The Ministry of Information must be on top of all government’s development programs and projects everywhere in this country so as to be able to provide an understanding to the people of Liberia in terms of achievements, pitfalls and causes, as well as future plans and durations, other than having officials who discuss personalities as a way of purchasing sentiments on the basis of party loyalty from the President of Liberia.

Too many things in terms of development that the administration continues to initiate/undertake for Sieh and others to down play at the Ministry of Information for “meekie-mouse politics.”

Where is the New Liberia Newspaper that should be appearing on the news-stand daily?  What is the status of the MICAT Half Hour? What’s wrong with the Ministry’s Mid-week Magazine Program?  We need to even know about Sunday Panorama. Very little may be known about public affairs programs of the Ministry because of the deliberate lack of interest and knowledge and understanding of the impacts such make on the Liberian society on the part of those who run it.

What Cletus Sieh, Jerelinmick Piah and others are currently doing at the Information Ministry are even indicative of the inability to learn from the good examples of the young cabinet colleagues, including Amara Konneh of the Ministry of Planning and Economic Affairs and Augustine Ngafuan of the Ministry of Finance who are being admired and cherished by many Liberians for their respective achievements.

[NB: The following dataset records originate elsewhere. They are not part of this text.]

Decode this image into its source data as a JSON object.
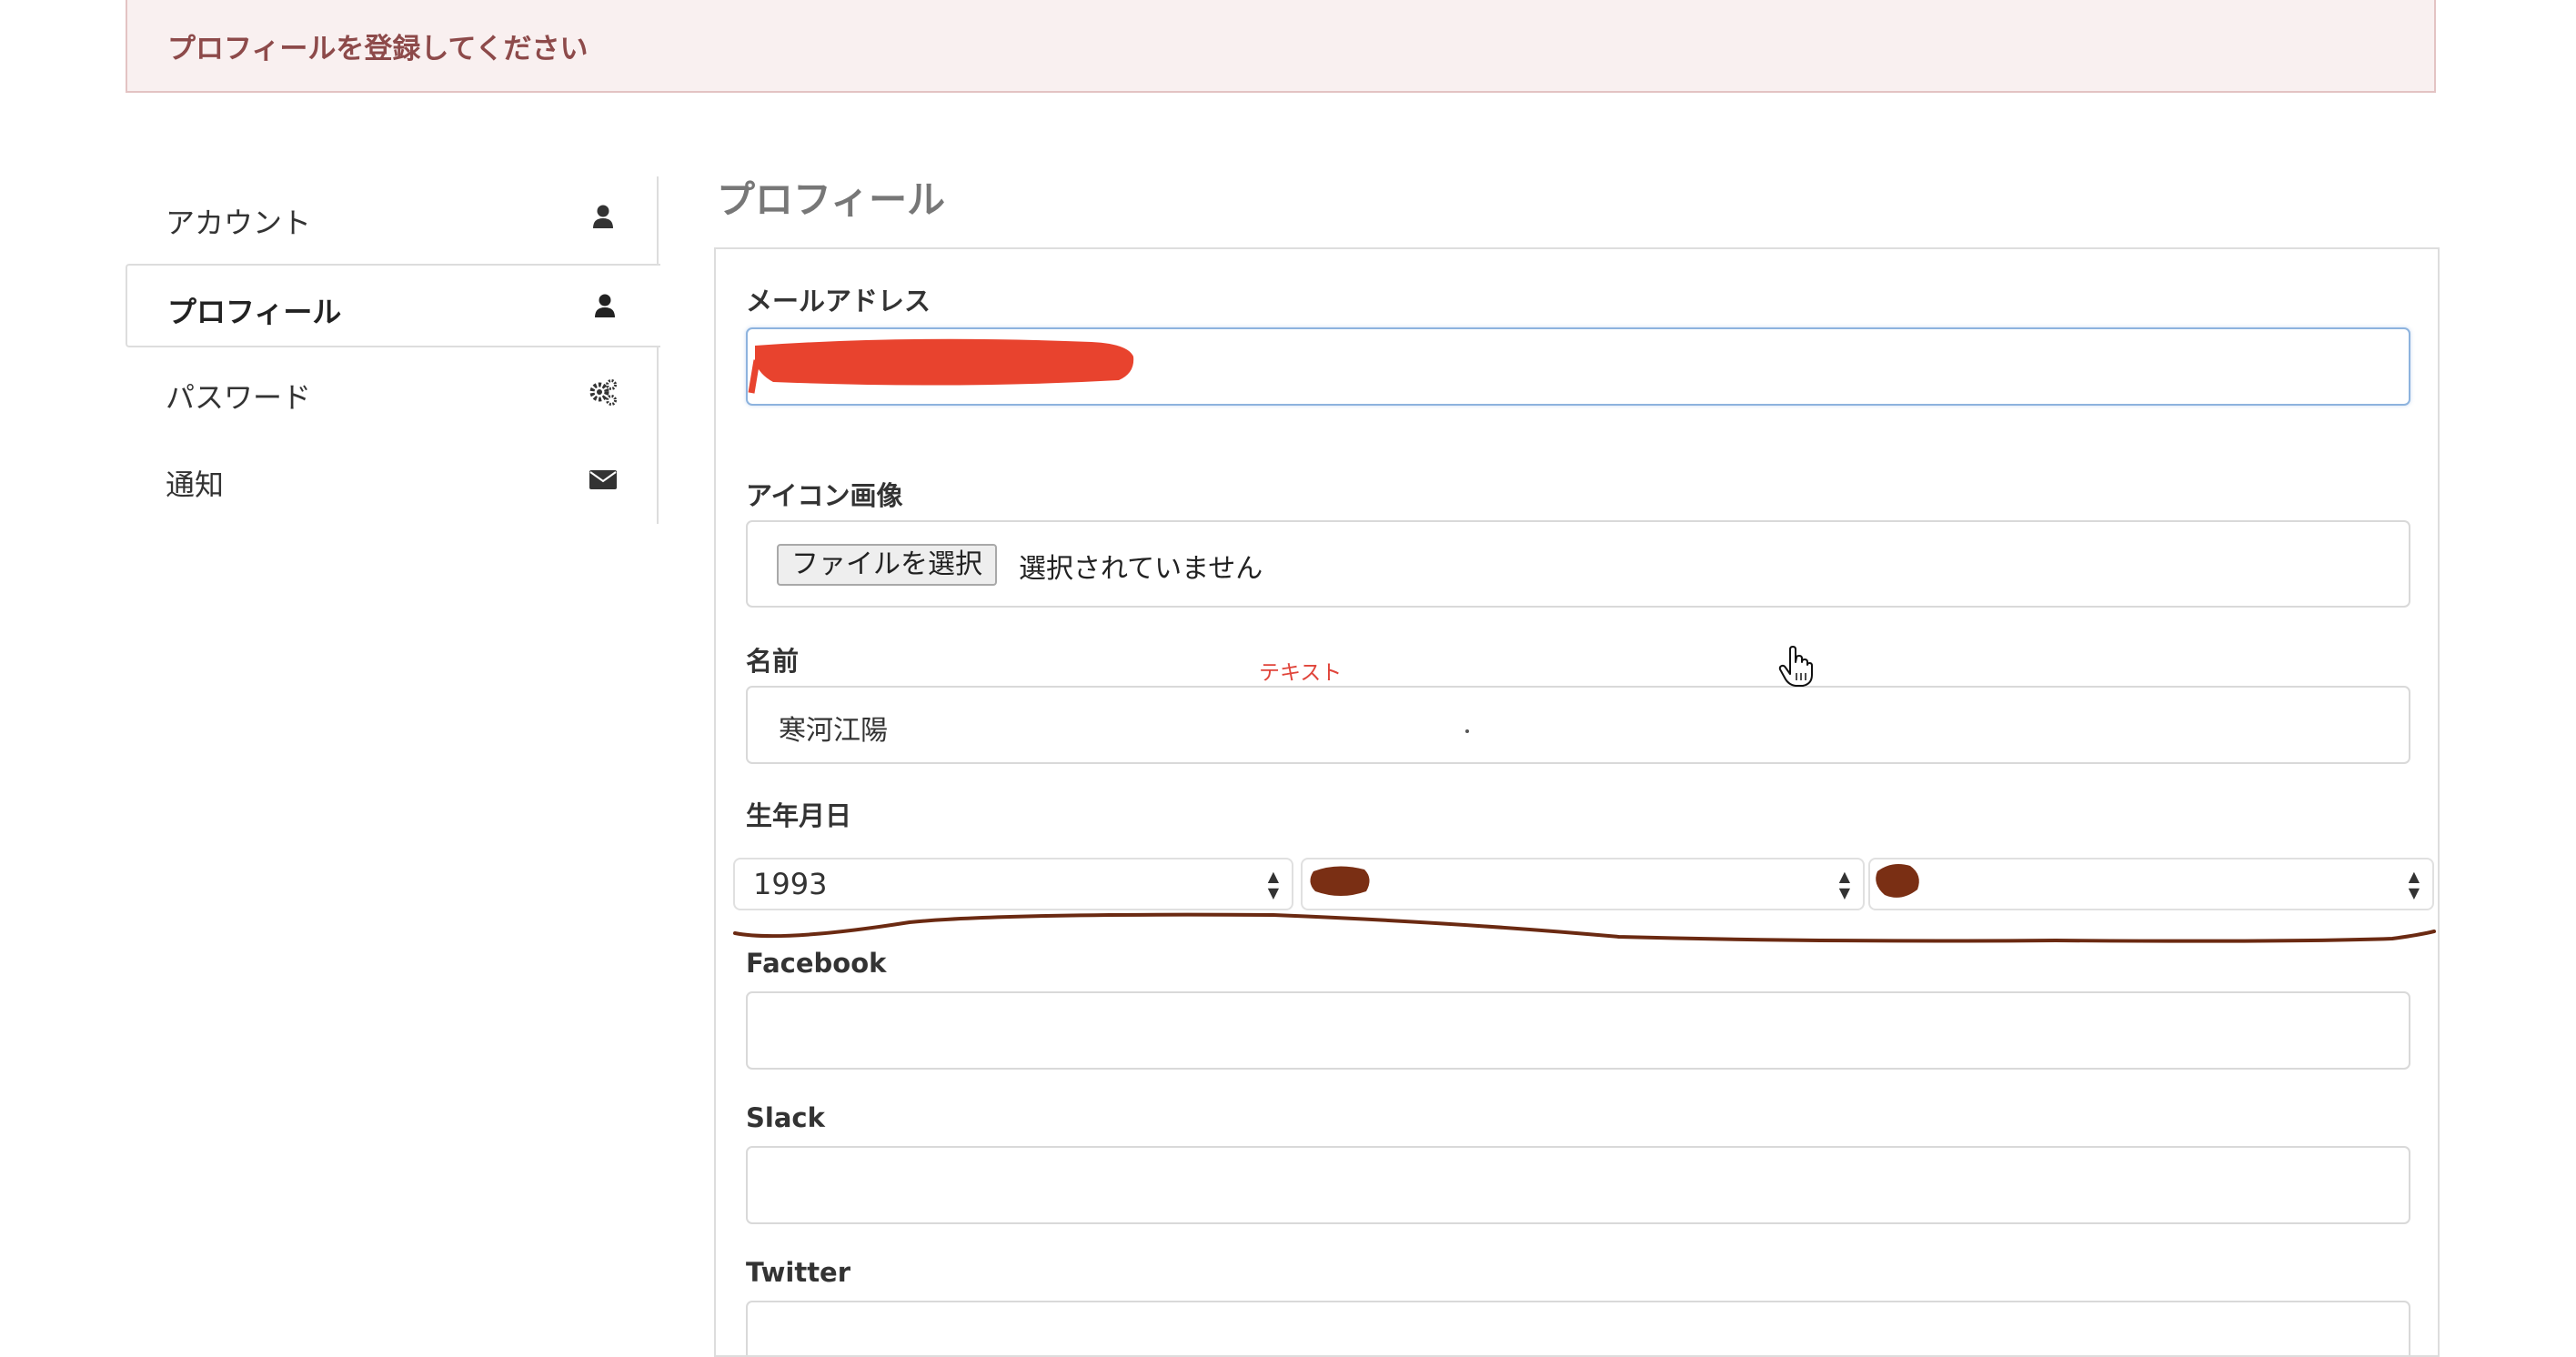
{
  "alert": {
    "message": "プロフィールを登録してください"
  },
  "sidebar": {
    "items": [
      {
        "label": "アカウント",
        "icon": "user-icon",
        "active": false
      },
      {
        "label": "プロフィール",
        "icon": "user-icon",
        "active": true
      },
      {
        "label": "パスワード",
        "icon": "gears-icon",
        "active": false
      },
      {
        "label": "通知",
        "icon": "envelope-icon",
        "active": false
      }
    ]
  },
  "main": {
    "title": "プロフィール",
    "email": {
      "label": "メールアドレス",
      "value": ""
    },
    "icon_image": {
      "label": "アイコン画像",
      "button": "ファイルを選択",
      "status": "選択されていません"
    },
    "name": {
      "label": "名前",
      "value": "寒河江陽"
    },
    "birthday": {
      "label": "生年月日",
      "year": "1993",
      "month": "",
      "day": ""
    },
    "facebook": {
      "label": "Facebook",
      "value": ""
    },
    "slack": {
      "label": "Slack",
      "value": ""
    },
    "twitter": {
      "label": "Twitter",
      "value": ""
    }
  },
  "annotation": {
    "text": "テキスト"
  },
  "colors": {
    "alert_text": "#8d4a4a",
    "alert_bg": "#f9f0f0",
    "redaction_red": "#e8432e",
    "redaction_brown": "#7a2f14",
    "annotation_red": "#e0443a"
  }
}
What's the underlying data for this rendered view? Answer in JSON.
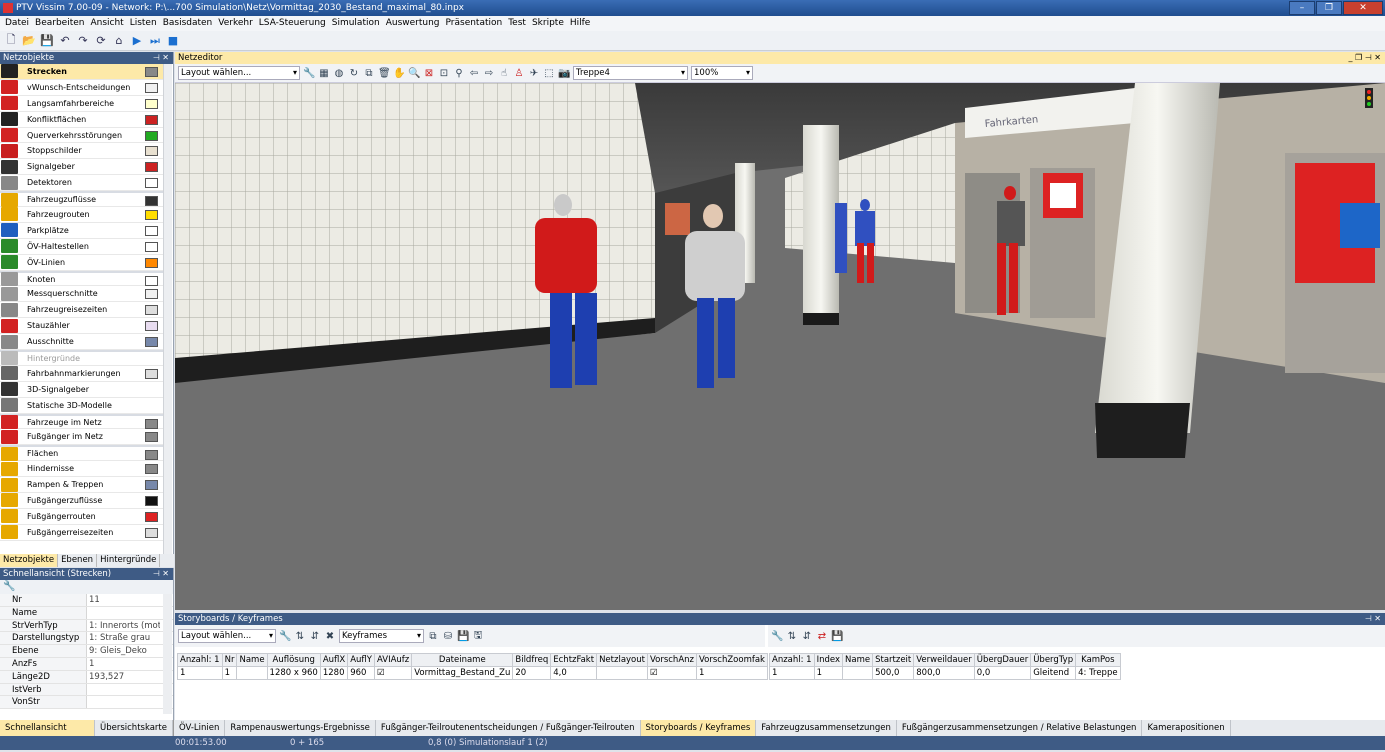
{
  "window": {
    "title": "PTV Vissim 7.00-09 - Network: P:\\...700 Simulation\\Netz\\Vormittag_2030_Bestand_maximal_80.inpx"
  },
  "menu": [
    "Datei",
    "Bearbeiten",
    "Ansicht",
    "Listen",
    "Basisdaten",
    "Verkehr",
    "LSA-Steuerung",
    "Simulation",
    "Auswertung",
    "Präsentation",
    "Test",
    "Skripte",
    "Hilfe"
  ],
  "left_panel": {
    "title": "Netzobjekte",
    "items": [
      {
        "label": "Strecken",
        "icon": "road-icon",
        "color": "#222222",
        "swatch": "#888888"
      },
      {
        "label": "vWunsch-Entscheidungen",
        "icon": "speed-sign-icon",
        "color": "#d22222",
        "swatch": "#f0f0f0"
      },
      {
        "label": "Langsamfahrbereiche",
        "icon": "warning-triangle-icon",
        "color": "#d22222",
        "swatch": "#ffffcc"
      },
      {
        "label": "Konfliktflächen",
        "icon": "conflict-icon",
        "color": "#222222",
        "swatch": "#cc2222"
      },
      {
        "label": "Querverkehrsstörungen",
        "icon": "yield-icon",
        "color": "#d22222",
        "swatch": "#22aa22"
      },
      {
        "label": "Stoppschilder",
        "icon": "stop-sign-icon",
        "color": "#c81e1e",
        "swatch": "#e8e0d0"
      },
      {
        "label": "Signalgeber",
        "icon": "signal-icon",
        "color": "#333333",
        "swatch": "#cc2222"
      },
      {
        "label": "Detektoren",
        "icon": "detector-icon",
        "color": "#888888",
        "swatch": "#ffffff"
      },
      {
        "label": "Fahrzeugzuflüsse",
        "icon": "vehicle-input-icon",
        "color": "#e6a800",
        "swatch": "#333333"
      },
      {
        "label": "Fahrzeugrouten",
        "icon": "vehicle-route-icon",
        "color": "#e6a800",
        "swatch": "#ffdd00"
      },
      {
        "label": "Parkplätze",
        "icon": "parking-icon",
        "color": "#1f5fbf",
        "swatch": "#ffffff"
      },
      {
        "label": "ÖV-Haltestellen",
        "icon": "bus-stop-icon",
        "color": "#2a8a2a",
        "swatch": "#ffffff"
      },
      {
        "label": "ÖV-Linien",
        "icon": "bus-line-icon",
        "color": "#2a8a2a",
        "swatch": "#ff8800"
      },
      {
        "label": "Knoten",
        "icon": "node-icon",
        "color": "#999999",
        "swatch": "#ffffff"
      },
      {
        "label": "Messquerschnitte",
        "icon": "measurement-icon",
        "color": "#999999",
        "swatch": "#f0f0f0"
      },
      {
        "label": "Fahrzeugreisezeiten",
        "icon": "travel-time-icon",
        "color": "#888888",
        "swatch": "#dddddd"
      },
      {
        "label": "Stauzähler",
        "icon": "queue-counter-icon",
        "color": "#d22222",
        "swatch": "#e8dcf0"
      },
      {
        "label": "Ausschnitte",
        "icon": "section-icon",
        "color": "#888888",
        "swatch": "#7788aa"
      },
      {
        "label": "Hintergründe",
        "icon": "background-icon",
        "color": "#bbbbbb",
        "swatch": ""
      },
      {
        "label": "Fahrbahnmarkierungen",
        "icon": "road-marking-icon",
        "color": "#666666",
        "swatch": "#dddddd"
      },
      {
        "label": "3D-Signalgeber",
        "icon": "signal-3d-icon",
        "color": "#333333",
        "swatch": ""
      },
      {
        "label": "Statische 3D-Modelle",
        "icon": "static-model-icon",
        "color": "#777777",
        "swatch": ""
      },
      {
        "label": "Fahrzeuge im Netz",
        "icon": "vehicles-in-network-icon",
        "color": "#d22222",
        "swatch": "#888888"
      },
      {
        "label": "Fußgänger im Netz",
        "icon": "pedestrians-in-network-icon",
        "color": "#d22222",
        "swatch": "#888888"
      },
      {
        "label": "Flächen",
        "icon": "area-icon",
        "color": "#e6a800",
        "swatch": "#888888"
      },
      {
        "label": "Hindernisse",
        "icon": "obstacle-icon",
        "color": "#e6a800",
        "swatch": "#888888"
      },
      {
        "label": "Rampen & Treppen",
        "icon": "ramp-icon",
        "color": "#e6a800",
        "swatch": "#7788aa"
      },
      {
        "label": "Fußgängerzuflüsse",
        "icon": "pedestrian-input-icon",
        "color": "#e6a800",
        "swatch": "#111111"
      },
      {
        "label": "Fußgängerrouten",
        "icon": "pedestrian-route-icon",
        "color": "#e6a800",
        "swatch": "#dd2222"
      },
      {
        "label": "Fußgängerreisezeiten",
        "icon": "pedestrian-travel-time-icon",
        "color": "#e6a800",
        "swatch": "#dddddd"
      }
    ],
    "tabs": [
      "Netzobjekte",
      "Ebenen",
      "Hintergründe"
    ]
  },
  "quick_view": {
    "title": "Schnellansicht (Strecken)",
    "rows": [
      {
        "key": "Nr",
        "value": "11"
      },
      {
        "key": "Name",
        "value": ""
      },
      {
        "key": "StrVerhTyp",
        "value": "1: Innerorts (mot"
      },
      {
        "key": "Darstellungstyp",
        "value": "1: Straße grau"
      },
      {
        "key": "Ebene",
        "value": "9: Gleis_Deko"
      },
      {
        "key": "AnzFs",
        "value": "1"
      },
      {
        "key": "Länge2D",
        "value": "193,527"
      },
      {
        "key": "IstVerb",
        "value": ""
      },
      {
        "key": "VonStr",
        "value": ""
      }
    ]
  },
  "network_editor": {
    "title": "Netzeditor",
    "layout_placeholder": "Layout wählen...",
    "camera": "Treppe4",
    "zoom": "100%",
    "signs": {
      "fahrkarten": "Fahrkarten"
    }
  },
  "storyboards": {
    "title": "Storyboards / Keyframes",
    "layout_placeholder": "Layout wählen...",
    "combo": "Keyframes",
    "left_headers": [
      "Anzahl: 1",
      "Nr",
      "Name",
      "Auflösung",
      "AuflX",
      "AuflY",
      "AVIAufz",
      "Dateiname",
      "Bildfreq",
      "EchtzFakt",
      "Netzlayout",
      "VorschAnz",
      "VorschZoomfak"
    ],
    "left_row": [
      "1",
      "1",
      "",
      "1280 x 960",
      "1280",
      "960",
      "☑",
      "Vormittag_Bestand_Zu",
      "20",
      "4,0",
      "",
      "☑",
      "1"
    ],
    "right_headers": [
      "Anzahl: 1",
      "Index",
      "Name",
      "Startzeit",
      "Verweildauer",
      "ÜbergDauer",
      "ÜbergTyp",
      "KamPos"
    ],
    "right_row": [
      "1",
      "1",
      "",
      "500,0",
      "800,0",
      "0,0",
      "Gleitend",
      "4: Treppe"
    ]
  },
  "bottom_tabs_left": [
    "Schnellansicht (Streck...",
    "Übersichtskarte"
  ],
  "bottom_tabs": [
    "ÖV-Linien",
    "Rampenauswertungs-Ergebnisse",
    "Fußgänger-Teilroutenentscheidungen / Fußgänger-Teilrouten",
    "Storyboards / Keyframes",
    "Fahrzeugzusammensetzungen",
    "Fußgängerzusammensetzungen / Relative Belastungen",
    "Kamerapositionen"
  ],
  "status": {
    "time": "00:01:53.00",
    "counter": "0 + 165",
    "run": "0,8 (0)  Simulationslauf 1 (2)"
  }
}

The current officials of the Ministry of Information must be urged to place more emphasis on restoring hope to that ministry by making its various departments very effective and efficient  so as to adequately tell the people of Liberia what the government is doing; what it is not doing; why it is not doing what it should be doing and why; and when does it hope to do what it couldn’t do-these must be the concentration of Sieh, Piah and their likes, other than “bad-mouthing” well-meaning and decent Liberians.

Sieh, Piah and their likes must be mindful that “what goes around comes around.”